Online Program

Return to main conference page
Saturday, May 19
Data Science
Time-based Models
Sat, May 19, 8:30 AM - 10:00 AM
Lake Fairfax B

Bankruptcy Prediction Using Selective Under-Sampling and Multiple-Year Data: A Study on North American Companies (304476)

*Son Nguyen, Bryant University 

Keywords: Bankruptcy prediction, financial distress, undersampling, random forest,

Bankruptcy prediction has been widely studied in the field of accounting, finance, and business due to its critical impacts on society. In machine learning terms, the problem is of imbalance classification as the number of observations belonging to one class (non-bankruptcy) is much larger than the number in the other class (bankruptcy).
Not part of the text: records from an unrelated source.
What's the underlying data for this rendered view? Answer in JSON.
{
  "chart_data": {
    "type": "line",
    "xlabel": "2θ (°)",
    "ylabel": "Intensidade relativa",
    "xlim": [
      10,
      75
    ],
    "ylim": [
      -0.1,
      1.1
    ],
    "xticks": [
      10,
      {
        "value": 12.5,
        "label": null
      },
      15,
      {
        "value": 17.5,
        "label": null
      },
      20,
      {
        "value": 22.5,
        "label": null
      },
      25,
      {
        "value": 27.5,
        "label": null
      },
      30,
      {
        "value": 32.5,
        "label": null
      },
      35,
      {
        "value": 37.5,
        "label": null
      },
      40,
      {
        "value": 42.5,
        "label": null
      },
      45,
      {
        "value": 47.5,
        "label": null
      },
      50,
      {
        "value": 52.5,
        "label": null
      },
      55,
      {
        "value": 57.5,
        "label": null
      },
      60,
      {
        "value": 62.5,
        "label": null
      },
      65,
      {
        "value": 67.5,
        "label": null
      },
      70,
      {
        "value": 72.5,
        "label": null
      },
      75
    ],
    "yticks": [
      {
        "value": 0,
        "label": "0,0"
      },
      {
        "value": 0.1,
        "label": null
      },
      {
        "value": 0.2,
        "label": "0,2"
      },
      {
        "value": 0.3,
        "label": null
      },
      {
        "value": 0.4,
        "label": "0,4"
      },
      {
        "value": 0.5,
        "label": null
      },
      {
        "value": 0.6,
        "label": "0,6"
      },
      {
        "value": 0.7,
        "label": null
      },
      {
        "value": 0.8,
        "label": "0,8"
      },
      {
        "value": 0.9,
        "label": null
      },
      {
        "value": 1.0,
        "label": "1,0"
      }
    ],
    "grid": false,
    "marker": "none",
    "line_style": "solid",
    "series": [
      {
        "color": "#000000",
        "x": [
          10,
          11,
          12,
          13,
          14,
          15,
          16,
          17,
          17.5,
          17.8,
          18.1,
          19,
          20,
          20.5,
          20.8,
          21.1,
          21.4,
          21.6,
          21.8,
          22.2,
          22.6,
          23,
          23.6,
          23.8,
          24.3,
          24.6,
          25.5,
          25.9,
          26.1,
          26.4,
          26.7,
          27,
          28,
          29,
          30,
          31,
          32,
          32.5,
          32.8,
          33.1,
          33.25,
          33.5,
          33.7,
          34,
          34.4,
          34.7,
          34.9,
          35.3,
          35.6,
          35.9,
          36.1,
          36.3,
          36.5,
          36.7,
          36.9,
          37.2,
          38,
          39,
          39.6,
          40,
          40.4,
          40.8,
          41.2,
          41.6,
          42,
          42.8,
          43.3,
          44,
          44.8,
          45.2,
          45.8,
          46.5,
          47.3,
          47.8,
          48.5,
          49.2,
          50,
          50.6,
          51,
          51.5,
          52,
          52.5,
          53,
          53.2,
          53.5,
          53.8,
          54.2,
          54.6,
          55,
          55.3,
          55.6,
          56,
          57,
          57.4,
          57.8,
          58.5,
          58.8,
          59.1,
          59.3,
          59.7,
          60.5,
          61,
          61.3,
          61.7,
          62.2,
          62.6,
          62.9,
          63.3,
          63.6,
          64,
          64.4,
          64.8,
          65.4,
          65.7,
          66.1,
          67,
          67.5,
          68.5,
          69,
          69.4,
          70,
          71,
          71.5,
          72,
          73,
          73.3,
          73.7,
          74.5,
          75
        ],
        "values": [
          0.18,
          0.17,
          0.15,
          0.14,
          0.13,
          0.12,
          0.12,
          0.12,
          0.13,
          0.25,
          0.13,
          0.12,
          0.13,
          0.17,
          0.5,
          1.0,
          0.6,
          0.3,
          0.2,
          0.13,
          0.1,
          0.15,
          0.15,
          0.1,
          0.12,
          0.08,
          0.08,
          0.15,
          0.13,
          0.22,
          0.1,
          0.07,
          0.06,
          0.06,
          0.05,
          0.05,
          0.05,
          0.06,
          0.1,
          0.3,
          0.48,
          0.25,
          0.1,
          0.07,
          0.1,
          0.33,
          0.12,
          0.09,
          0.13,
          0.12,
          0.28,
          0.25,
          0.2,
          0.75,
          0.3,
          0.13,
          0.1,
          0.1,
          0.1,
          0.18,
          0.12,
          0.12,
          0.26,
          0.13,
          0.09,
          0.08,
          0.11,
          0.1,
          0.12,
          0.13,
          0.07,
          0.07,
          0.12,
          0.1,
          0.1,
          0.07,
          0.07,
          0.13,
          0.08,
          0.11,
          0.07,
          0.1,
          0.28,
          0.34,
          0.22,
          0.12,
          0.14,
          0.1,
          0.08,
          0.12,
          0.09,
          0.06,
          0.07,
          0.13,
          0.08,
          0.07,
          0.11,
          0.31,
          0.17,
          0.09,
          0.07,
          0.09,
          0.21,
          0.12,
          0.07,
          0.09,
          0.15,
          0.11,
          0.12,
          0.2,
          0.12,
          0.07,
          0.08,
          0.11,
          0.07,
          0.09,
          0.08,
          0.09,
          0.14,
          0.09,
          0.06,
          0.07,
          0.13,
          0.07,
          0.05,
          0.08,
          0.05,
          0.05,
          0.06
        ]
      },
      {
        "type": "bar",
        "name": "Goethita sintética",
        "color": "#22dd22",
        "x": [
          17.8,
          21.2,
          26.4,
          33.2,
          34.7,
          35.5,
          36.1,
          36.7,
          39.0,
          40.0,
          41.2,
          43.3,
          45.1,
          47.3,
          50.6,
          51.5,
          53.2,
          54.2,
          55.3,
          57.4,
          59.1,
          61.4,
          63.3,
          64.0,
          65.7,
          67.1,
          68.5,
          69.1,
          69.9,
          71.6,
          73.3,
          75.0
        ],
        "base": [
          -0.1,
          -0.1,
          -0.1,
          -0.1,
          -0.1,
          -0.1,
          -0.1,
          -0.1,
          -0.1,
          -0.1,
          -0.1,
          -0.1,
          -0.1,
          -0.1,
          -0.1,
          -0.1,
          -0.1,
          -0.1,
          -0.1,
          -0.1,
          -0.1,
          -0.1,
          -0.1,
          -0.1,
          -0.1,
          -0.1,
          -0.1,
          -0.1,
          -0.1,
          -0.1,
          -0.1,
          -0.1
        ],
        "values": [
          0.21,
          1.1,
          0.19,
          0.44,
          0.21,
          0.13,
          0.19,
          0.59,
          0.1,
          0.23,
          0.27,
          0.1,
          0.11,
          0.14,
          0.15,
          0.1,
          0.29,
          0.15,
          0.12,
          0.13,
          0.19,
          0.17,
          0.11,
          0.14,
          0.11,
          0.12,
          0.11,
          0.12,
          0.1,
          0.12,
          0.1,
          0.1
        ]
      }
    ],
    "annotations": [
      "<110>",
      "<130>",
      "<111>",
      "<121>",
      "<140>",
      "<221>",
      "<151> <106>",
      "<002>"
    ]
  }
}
Resampling methods - balancing the data before fitting it to a traditional classification model - offer a simple solution to the imbalance issue. In this study, we develop a new resampling technique using the idea of selectively under-sampling the class of non-bankruptcy companies under the “guidance” of random forest. We also propose to fit models by multiple-year data of companies instead of single-year data as in most literature. Our calculation on data of North American firms from 1997-2016 shows that our resampling technique works favorably against the most popular ones and that using multiple-year data could significantly improve the performance of bankruptcy predictive models.